Bamsoet kemudian mengatakan, ada beberapa ciri yang bisa dikenali dari mereka yang terpapar paham radikal. Selain bersikap intoleran dan tak mau menghargai pendapat serta keyakinan, dia bilang, orang yang terpapar radikalisme biasanya menganggap orang lain salah dan merasa yang paling benar.

"Ciri ketiga adalah ekslusif membedakan diri dari umat Islam umumnya dan keempat cenderung menggunakan cara-cara kekerasan untuk mencapai tujuan," tegasnya.

Sehingga, sebagai salah satu pemimpin lembaga parlemen di Senayan, Bamsoet mengatakan MPR RI secara terus menerus akan mensosialisasikan nilai pancasila.

Tak hanya itu, pihaknya juga akan terus meminta masyarakat untuk menjaga toleransi di tengah kehidupan mereka. Selain itu, Bamsoet juga menyinggung akan mengembalikan lagi kurikulum pelajaran dengan menitikberatkan nilai pancasila.

"Kita sedang mendorong pemerintah untuk menumbuhkan kembali kurikulum mata pelajaran nilai pancasila dari berbagai tingkatan, baik SD, SMP, SMA, bahkan di tingkat kuliah," jelasnya.

Tugas pemerintah

Direktur Riset SETARA Institute, Halili menegaskan isu intoleransi di Indonesia harusnya menjadi persoalan serius bagi pemerintah dan harus ditangani secara komperhensif.

Dia menilai, harus ada tindakan dari pemerintah untuk menyelesaikan permasalahan ini.

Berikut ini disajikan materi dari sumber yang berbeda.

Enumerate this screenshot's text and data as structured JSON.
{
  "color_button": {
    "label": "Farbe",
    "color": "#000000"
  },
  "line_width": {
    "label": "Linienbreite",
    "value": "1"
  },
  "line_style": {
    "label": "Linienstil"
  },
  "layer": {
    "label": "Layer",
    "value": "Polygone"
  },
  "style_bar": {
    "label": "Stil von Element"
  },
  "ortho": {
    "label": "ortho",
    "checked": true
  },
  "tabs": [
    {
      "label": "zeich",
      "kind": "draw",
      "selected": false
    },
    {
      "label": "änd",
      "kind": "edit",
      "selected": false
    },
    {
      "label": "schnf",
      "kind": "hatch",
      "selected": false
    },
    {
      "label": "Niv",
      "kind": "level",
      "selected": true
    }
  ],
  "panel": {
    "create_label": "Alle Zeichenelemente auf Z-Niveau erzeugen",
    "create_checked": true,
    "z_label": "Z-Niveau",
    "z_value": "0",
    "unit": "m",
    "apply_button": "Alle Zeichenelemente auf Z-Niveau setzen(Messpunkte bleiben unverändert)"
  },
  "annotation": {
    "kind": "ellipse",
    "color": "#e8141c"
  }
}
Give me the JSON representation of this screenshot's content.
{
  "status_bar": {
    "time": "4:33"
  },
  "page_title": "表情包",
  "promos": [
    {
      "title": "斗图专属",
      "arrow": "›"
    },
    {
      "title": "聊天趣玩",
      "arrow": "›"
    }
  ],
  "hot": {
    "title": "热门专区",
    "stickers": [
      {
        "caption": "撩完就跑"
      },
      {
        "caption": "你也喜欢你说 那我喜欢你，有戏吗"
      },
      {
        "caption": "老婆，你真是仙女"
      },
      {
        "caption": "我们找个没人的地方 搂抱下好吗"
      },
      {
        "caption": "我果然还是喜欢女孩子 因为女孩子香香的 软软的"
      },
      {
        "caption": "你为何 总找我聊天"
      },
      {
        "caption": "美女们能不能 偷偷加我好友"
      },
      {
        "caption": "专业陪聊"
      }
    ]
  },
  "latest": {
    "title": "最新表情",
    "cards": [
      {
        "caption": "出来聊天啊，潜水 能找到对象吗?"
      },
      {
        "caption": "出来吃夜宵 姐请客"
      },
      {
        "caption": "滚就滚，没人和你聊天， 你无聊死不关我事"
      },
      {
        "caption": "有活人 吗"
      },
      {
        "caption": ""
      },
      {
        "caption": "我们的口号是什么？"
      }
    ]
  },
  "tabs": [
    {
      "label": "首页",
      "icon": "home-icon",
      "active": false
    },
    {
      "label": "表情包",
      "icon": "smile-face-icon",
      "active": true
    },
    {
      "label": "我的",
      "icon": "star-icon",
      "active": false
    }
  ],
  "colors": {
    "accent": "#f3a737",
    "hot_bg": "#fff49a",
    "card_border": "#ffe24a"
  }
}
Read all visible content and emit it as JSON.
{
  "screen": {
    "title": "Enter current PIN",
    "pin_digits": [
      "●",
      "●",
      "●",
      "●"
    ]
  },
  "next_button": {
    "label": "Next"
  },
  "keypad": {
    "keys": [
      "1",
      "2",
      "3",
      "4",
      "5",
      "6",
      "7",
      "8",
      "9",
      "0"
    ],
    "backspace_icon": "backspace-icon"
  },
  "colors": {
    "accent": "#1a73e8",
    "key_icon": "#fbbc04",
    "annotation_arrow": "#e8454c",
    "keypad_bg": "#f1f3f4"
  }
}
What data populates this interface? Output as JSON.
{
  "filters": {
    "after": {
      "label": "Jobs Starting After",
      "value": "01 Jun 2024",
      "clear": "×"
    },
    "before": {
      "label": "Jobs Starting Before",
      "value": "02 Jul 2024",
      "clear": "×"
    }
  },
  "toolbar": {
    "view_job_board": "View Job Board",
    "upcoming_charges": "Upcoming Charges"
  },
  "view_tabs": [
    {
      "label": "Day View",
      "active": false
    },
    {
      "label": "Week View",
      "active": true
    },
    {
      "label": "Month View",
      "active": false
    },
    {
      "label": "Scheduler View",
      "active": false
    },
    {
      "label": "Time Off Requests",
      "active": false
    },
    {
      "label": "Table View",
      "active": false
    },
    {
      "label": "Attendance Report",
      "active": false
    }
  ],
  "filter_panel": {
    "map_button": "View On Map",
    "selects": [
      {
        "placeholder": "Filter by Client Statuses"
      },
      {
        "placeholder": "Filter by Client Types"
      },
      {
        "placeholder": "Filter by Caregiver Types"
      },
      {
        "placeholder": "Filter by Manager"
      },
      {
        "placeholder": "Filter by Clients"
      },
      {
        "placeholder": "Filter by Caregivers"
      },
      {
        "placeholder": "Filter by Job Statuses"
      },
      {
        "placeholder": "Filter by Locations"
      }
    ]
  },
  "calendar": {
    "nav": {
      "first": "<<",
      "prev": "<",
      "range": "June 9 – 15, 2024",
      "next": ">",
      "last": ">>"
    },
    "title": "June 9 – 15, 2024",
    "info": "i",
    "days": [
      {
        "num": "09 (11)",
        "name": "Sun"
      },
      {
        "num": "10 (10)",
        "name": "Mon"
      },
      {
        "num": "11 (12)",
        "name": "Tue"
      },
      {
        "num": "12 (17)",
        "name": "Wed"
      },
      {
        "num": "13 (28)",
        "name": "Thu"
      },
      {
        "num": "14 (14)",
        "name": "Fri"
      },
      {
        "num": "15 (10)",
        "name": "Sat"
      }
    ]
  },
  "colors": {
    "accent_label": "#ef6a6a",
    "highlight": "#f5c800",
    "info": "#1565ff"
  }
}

Apalagi 12 tahun belakangan, angka pelanggaran kebebasan berkeyakinan di Indonesia mencapai 2.400 peristiwa dengan 3.177 tindakan.

Adapun tindakan yang harus diambil adalah pemerintah harus merancang, mengagendakan, dan melakukan optimalisasi institusi pendidikan dengan membangun sistem pendidikan yang berbhineka, terbuka, toleran, serta berorientasi pada Pancasila dan UUD 1945.

"Kedua, pemerintah harus memposisikan aparatnya khususnya kepolisian dan pemerintah lokal sebagai garda terdepan dalam penegakan hukum, perlindungan seluruh warga, dan pembelaan dasar," ungkap Halili.

Selain dua hal itu, SETARA menilai pemerintah harus menjamin penegakan hukum yang tegas dan adil berdasarkan Pancasila dan UUD 1945 serta mengoptimalkan edukasi serta sosialisasi dan literasi terkait toleransi untuk mencegah diskriminasi.

"Kelima, pemerintah memperkuat dan mengintensifkan inisiatif dan pelaksanaan dialog yang setara antar kelompok serta keyakinan," tutupnya.